Se il generale panorama di oppressione e conformismo è
dunque punteggiato da frizioni e tentennamenti vari, sono invece rari, e per
questo più toccanti, gli atteggiamenti che lo infrangono davvero. Atteggiamenti
di tipo differente, come mostrano gli esempi menzionati dal libro: la protesta
ardente e presto stritolata, di Gobetti; il dissenso sommesso e impavido del
drammaturgo Roberto Bracco, altro firmatario del manifesto crociano, che ha
sempre più difficoltà a portare in scena le sue opere, si ritrova isolato e
povero, ma rifiuta (peraltro con toni garbatissimi) la sovvenzione che il
governo, dietro intercessione dell’attrice Emma Gramatica, si decide a
elargirgli; e la costante opposizione appunto di Croce, che tra l’altro, come
Bonsaver ricorda, appoggia risolutamente Laterza contro la censura sugli autori
ebrei.
Un’opposizione, quella di Croce, poi tanto discussa,
perché non abbastanza tempestiva, non abbastanza eroica, non abbastanza lucida
sulla natura del fascismo; ma di fatto capace di resistere fermamente a un
ostracismo duro quasi quanto la censura diretta, cioè a uno stato che, in una
lettera a Vossler del 1936, il filosofo definisce «quasi di reclusione o di esclusione»

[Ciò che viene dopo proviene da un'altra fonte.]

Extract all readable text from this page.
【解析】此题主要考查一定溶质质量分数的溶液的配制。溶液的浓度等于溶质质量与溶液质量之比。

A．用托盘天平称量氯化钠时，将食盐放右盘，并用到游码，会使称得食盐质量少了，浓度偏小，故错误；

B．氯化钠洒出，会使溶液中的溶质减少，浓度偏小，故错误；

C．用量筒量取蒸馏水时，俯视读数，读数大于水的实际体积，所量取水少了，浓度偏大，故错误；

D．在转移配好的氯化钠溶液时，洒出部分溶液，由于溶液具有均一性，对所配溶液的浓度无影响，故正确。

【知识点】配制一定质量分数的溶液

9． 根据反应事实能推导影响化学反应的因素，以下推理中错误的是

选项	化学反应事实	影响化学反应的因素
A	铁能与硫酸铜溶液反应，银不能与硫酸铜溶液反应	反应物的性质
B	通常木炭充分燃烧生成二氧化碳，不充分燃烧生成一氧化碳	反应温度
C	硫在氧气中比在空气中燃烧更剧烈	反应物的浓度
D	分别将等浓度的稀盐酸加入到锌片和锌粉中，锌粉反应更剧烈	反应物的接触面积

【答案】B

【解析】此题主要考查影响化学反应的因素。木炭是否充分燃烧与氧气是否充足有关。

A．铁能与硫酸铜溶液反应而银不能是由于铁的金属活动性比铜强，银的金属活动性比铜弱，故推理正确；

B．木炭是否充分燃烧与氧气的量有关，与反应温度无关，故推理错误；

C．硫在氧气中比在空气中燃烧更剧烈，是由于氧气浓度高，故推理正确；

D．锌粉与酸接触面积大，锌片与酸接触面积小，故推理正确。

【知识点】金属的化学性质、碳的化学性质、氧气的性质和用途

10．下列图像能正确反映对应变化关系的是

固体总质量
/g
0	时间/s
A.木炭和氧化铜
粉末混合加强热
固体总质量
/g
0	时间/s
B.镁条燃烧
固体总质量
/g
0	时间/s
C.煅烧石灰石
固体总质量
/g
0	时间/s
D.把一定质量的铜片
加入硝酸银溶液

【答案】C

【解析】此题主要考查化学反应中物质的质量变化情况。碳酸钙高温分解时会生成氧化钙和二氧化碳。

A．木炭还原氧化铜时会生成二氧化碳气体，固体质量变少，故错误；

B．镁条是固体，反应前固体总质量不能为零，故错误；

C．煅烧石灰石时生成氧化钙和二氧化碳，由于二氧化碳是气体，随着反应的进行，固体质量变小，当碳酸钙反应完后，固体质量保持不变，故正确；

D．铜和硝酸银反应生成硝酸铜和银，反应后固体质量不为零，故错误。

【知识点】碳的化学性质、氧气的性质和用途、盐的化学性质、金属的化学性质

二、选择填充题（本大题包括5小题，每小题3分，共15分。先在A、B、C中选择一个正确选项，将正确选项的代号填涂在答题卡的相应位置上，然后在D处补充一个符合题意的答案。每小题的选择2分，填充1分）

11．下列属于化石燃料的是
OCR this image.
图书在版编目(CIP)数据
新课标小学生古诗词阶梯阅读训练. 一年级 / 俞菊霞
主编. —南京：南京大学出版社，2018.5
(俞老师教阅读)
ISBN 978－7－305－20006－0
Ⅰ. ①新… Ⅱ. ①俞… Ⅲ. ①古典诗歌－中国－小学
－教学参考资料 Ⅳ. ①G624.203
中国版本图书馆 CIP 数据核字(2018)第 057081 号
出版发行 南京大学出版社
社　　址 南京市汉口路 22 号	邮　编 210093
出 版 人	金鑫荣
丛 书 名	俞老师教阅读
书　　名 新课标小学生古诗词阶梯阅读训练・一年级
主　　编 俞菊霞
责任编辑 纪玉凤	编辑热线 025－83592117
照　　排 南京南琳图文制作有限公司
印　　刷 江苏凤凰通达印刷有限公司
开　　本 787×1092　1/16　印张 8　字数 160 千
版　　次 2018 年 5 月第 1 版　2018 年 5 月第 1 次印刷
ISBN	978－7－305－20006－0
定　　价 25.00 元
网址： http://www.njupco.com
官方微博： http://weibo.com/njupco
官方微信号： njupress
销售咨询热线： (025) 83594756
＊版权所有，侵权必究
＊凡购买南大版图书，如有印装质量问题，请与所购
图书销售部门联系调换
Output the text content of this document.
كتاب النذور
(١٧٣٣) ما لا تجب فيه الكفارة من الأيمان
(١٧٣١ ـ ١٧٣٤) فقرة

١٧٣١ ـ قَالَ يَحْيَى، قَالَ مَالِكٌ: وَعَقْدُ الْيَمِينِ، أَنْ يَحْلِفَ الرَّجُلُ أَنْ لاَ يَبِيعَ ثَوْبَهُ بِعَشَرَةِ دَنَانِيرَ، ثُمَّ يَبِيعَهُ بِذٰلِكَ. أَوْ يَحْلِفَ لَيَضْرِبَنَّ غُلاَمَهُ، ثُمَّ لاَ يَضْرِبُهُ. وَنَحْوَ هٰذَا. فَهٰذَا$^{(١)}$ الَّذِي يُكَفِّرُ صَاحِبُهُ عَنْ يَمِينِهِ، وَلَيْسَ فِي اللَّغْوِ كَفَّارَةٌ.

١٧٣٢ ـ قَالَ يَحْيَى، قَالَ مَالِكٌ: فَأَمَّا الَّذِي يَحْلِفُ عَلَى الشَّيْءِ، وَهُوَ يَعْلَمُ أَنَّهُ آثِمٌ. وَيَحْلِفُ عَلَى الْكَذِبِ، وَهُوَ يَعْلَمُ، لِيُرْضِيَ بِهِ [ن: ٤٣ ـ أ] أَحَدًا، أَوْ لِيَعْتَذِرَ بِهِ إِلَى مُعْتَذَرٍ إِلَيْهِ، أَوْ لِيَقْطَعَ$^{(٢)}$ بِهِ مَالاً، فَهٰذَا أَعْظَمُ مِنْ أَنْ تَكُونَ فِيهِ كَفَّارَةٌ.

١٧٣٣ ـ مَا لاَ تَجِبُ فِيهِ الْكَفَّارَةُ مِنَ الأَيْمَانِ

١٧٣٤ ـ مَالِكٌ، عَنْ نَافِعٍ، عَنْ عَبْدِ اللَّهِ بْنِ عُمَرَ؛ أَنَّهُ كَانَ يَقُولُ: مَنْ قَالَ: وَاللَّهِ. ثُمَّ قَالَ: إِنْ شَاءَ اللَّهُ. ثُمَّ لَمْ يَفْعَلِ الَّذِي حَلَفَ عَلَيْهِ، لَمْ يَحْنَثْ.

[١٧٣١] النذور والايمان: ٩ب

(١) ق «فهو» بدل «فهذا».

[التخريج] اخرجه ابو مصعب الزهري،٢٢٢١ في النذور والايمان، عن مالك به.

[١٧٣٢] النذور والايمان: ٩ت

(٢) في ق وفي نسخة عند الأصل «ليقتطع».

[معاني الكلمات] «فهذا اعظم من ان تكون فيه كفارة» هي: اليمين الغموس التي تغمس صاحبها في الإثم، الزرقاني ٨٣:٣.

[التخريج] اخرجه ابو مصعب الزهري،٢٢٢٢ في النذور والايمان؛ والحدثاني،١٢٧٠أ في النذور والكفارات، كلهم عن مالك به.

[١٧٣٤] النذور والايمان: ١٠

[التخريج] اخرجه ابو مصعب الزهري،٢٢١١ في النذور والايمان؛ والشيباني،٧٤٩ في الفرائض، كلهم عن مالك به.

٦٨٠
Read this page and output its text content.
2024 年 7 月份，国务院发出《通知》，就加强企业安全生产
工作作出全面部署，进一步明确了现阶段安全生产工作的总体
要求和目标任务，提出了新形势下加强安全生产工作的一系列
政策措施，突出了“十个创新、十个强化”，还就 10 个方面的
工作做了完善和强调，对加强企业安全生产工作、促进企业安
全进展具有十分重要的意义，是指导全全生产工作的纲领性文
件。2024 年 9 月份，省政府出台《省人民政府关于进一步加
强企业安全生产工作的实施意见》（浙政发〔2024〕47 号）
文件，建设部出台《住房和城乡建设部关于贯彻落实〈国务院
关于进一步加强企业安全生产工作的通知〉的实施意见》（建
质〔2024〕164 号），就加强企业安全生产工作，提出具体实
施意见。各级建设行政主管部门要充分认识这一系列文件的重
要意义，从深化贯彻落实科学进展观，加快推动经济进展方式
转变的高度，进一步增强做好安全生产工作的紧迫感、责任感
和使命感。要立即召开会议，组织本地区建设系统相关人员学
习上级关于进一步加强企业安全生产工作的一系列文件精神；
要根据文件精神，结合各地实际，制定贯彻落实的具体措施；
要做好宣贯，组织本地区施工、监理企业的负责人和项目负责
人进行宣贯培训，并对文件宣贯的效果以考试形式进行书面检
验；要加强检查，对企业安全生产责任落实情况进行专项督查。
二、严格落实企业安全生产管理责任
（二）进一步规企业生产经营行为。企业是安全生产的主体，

(aggiungendo: «In Italia il mio libro sulla Poesia ha avuto solo un
articolo, nel quale si dichiara che il libro non val nulla e potevo far di meno
di scriverlo»). Chissà se alcuni degli intellettuali di oggi – quelli che non
esitano a pubblicare con case editrici che disprezzano, a scrivere su giornali
asserviti e a gareggiare per premi screditati – sarebbero in grado di fare
altrettanto.
[Questo articolo è stato già uscito su Alias/Il
Manifesto il 13 giugno 2013]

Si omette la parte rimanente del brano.